Pakistanis rally to end 'forced disappearances' by gov't

ISLAMABAD (AP) — Dozens of people held a rally in Pakistan's capital on Tuesday to demand the government release what they say are hundreds of people who have been “forcibly disappeared” by security agencies in recent years.

Marking international Human Rights Day, activists and families of the missing called on Pakistani Prime Minster Imran Khan to release all detainees being held without due process.

Pakistan's government has repeatedly denied the allegations, claiming most of those who are missing went to neighboring Afghanistan to join militant groups.

In an emotional speech in front of Parliament, Amina Masood Janjua, who heads the Defense of Human Rights Pakistan group, said Khan needs to fulfill his campaign promise from last year, when he vowed to end the practice enforced disappearances after taking office.

Some at the rally held photos of relatives they say are detained.
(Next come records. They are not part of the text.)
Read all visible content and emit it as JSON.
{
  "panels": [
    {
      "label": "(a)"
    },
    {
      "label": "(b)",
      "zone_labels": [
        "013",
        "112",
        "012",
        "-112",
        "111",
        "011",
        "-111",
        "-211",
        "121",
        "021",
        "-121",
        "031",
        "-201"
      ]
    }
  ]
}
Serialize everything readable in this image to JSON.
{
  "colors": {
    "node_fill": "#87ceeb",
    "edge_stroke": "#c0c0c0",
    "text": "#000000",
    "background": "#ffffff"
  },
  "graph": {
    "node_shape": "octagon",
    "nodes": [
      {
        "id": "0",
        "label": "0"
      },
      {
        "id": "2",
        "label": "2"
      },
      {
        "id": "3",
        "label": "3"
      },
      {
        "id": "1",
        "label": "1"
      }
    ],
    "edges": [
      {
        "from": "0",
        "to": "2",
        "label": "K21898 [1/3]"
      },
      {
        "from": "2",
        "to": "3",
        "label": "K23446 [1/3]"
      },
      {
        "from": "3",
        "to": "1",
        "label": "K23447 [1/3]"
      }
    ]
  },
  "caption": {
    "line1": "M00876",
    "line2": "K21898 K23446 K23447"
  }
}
Two young girls carried handmade signs saying “I want my daddy back” in Urdu. Their father, Mohammad Usama Mirza, went missing in 2016, and like many other detainees he hasn't been charged or presented before any court.

Janjua herself is the wife of an alleged detainee, Masood Ahmad Janjua, a businessman who went missing in 2005 in the garrison city of Rawalpindi. Since then, she has been fighting a legal battle for his and other detainees' release. Her husband's whereabouts remain unknown.

Although Pakistani law prohibits detentions without court approval, security officials privately concede that intelligence agencies are holding an unspecified number of suspects. The officials say the detentions are because of ties to militant groups. The officials all spoke on condition of anonymity because they are not authorized to speak to media.